Effects of Blood Flow on [11C]Raclopride Binding in the Brain: Model Simulations and Kinetic Analysis of PET Data

Abstract

To assess the stability of different measures of receptor occupancy from [¹¹C]raclopride (a D2 antagonist) studies with positron emission tomography, we analyze data from five test/retest studies in normal volunteers in terms of individual model parameters from a three-compartment model, the distribution volume (DV) and the ratio of DVs from a receptor-containing region of interest to a non-receptor-containing region. Large variations were found in the individual model parameters, limiting their usefulness as an indicator of change in receptor systems. The DV ratio showed the smallest variation. Individual differences were reflected in the greater intersubject variation in DV than intrasubject variation. The potential effects of blood flow on these measurements were addressed both experimentally and by simulation studies using three models that explicitly incorporate blood flow into a compartmental model that also includes receptor–ligand binding.
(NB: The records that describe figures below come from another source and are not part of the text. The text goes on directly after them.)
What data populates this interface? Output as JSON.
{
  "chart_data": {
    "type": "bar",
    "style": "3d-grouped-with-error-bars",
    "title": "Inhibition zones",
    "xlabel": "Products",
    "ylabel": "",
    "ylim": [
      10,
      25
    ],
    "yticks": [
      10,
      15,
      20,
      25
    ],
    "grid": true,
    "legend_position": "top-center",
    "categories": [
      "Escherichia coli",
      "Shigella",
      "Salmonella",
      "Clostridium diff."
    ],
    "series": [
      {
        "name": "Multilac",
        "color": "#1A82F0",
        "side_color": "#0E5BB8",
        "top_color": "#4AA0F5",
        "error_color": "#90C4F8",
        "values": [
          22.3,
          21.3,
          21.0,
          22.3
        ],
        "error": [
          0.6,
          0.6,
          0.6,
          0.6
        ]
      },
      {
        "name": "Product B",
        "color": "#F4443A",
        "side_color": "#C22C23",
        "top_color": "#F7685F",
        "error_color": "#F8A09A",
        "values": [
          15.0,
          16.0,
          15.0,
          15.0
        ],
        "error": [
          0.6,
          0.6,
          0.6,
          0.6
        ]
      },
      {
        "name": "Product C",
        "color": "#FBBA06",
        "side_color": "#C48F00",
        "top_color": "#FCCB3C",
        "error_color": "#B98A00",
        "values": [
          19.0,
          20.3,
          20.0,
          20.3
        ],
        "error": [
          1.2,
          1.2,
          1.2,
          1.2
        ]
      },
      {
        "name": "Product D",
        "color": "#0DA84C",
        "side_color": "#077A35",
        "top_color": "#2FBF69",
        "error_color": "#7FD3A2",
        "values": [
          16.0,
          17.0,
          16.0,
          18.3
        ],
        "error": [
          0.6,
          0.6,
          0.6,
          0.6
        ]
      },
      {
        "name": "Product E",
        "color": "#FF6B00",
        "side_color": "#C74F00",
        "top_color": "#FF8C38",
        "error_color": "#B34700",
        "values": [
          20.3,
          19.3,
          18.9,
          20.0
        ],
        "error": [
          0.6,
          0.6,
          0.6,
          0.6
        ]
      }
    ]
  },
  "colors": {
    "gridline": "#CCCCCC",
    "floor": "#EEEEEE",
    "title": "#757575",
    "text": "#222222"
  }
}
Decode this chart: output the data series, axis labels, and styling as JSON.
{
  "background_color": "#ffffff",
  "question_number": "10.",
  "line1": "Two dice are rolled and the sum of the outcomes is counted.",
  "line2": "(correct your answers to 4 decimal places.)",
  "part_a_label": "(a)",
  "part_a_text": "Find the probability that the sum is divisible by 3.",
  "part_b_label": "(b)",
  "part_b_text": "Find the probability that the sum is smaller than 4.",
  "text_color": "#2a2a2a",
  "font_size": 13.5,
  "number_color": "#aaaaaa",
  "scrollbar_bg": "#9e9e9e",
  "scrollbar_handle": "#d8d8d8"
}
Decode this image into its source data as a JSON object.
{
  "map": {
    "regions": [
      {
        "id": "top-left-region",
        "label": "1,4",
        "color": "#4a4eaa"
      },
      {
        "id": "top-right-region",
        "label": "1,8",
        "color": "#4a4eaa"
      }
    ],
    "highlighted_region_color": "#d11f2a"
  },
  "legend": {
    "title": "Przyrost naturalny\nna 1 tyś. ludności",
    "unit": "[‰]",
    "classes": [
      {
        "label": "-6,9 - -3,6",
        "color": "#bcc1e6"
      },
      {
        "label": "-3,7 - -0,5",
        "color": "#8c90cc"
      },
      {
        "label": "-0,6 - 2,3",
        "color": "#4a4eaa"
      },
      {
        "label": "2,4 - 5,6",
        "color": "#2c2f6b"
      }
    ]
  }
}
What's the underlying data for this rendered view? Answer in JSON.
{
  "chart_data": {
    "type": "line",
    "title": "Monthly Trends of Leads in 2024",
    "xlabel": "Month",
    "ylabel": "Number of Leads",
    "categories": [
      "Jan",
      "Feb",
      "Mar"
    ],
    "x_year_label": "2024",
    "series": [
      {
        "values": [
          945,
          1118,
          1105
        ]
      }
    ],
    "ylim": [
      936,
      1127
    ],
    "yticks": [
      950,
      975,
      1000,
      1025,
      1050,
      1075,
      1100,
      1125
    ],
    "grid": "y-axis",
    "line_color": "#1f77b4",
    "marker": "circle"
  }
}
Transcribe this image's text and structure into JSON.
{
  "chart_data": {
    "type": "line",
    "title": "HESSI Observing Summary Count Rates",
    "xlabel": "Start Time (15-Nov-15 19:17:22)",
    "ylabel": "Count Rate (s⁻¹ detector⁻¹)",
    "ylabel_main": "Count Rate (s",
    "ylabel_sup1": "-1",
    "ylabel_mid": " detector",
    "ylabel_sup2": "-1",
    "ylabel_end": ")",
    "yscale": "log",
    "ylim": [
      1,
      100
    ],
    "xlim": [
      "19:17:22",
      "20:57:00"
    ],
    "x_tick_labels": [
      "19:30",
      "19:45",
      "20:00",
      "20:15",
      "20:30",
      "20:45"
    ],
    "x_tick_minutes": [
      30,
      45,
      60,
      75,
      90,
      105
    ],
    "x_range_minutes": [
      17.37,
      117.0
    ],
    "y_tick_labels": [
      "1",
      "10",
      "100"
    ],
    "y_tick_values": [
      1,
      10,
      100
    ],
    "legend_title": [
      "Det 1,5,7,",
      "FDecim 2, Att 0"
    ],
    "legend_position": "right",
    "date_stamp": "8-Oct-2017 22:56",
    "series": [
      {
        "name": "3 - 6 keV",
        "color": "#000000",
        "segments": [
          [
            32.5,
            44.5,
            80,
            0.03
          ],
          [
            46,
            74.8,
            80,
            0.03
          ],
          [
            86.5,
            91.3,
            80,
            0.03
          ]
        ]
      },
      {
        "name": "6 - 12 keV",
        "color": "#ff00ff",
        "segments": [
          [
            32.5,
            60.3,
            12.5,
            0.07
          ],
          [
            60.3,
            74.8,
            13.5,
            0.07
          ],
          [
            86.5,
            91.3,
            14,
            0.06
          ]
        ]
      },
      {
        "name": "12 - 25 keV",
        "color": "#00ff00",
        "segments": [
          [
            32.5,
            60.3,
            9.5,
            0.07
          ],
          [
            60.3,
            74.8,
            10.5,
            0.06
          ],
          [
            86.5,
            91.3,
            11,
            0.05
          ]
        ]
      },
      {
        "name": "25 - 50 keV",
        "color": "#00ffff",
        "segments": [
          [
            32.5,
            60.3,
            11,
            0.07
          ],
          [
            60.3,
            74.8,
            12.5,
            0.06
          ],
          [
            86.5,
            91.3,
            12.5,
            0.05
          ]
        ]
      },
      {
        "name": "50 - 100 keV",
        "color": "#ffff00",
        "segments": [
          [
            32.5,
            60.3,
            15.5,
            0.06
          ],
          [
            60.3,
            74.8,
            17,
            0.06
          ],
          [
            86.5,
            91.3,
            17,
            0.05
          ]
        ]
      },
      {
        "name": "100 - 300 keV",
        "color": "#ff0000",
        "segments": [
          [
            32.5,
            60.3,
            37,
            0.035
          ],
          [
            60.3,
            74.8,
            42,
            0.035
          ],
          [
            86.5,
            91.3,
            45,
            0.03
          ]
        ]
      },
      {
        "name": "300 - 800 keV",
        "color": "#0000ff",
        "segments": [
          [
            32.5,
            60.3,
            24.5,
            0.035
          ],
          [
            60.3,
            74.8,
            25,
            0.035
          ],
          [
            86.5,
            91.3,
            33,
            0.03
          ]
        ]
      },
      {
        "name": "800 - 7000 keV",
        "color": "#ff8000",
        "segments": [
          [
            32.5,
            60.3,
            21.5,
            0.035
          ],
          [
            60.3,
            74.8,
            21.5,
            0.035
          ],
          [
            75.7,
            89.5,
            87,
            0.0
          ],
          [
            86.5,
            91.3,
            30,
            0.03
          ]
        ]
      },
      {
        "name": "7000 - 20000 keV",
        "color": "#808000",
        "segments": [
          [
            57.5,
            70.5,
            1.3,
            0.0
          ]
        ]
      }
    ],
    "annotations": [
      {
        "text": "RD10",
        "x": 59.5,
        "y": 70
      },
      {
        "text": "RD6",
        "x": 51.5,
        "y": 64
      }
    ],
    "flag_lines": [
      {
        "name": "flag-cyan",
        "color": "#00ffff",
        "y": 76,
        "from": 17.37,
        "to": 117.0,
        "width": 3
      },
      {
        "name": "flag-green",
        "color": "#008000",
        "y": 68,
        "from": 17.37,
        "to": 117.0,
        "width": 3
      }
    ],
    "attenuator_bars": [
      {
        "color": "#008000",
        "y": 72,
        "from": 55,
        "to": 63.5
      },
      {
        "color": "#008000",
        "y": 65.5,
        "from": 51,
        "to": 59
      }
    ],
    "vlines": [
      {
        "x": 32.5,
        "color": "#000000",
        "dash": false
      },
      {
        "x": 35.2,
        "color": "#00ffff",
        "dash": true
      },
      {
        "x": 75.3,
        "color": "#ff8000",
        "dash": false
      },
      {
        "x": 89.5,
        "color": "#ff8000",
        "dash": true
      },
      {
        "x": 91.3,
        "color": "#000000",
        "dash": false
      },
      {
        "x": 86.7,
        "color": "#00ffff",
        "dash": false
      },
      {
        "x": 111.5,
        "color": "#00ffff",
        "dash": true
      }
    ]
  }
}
None of the models showed any variation in the DV with changes in blood flow as long as flow was held constant during the simulation. Experimentally, blood flow was significantly reduced by hyperventilation in a human subject. The DV was found to be reduced relative to baseline in the hyperventilation study, but the DV ratio remained unchanged. The effect of elevated and reduced flow was also tested in two baboon experiments in which Pco₂ was varied. Some variability in the DV ratio was observed but was not correlated with changes in blood flow. This raises the possibility that other factors indirectly related to changes in blood flow (or Pco₂) may cause changes in DV, and these effects need to be considered when evaluating experimental results.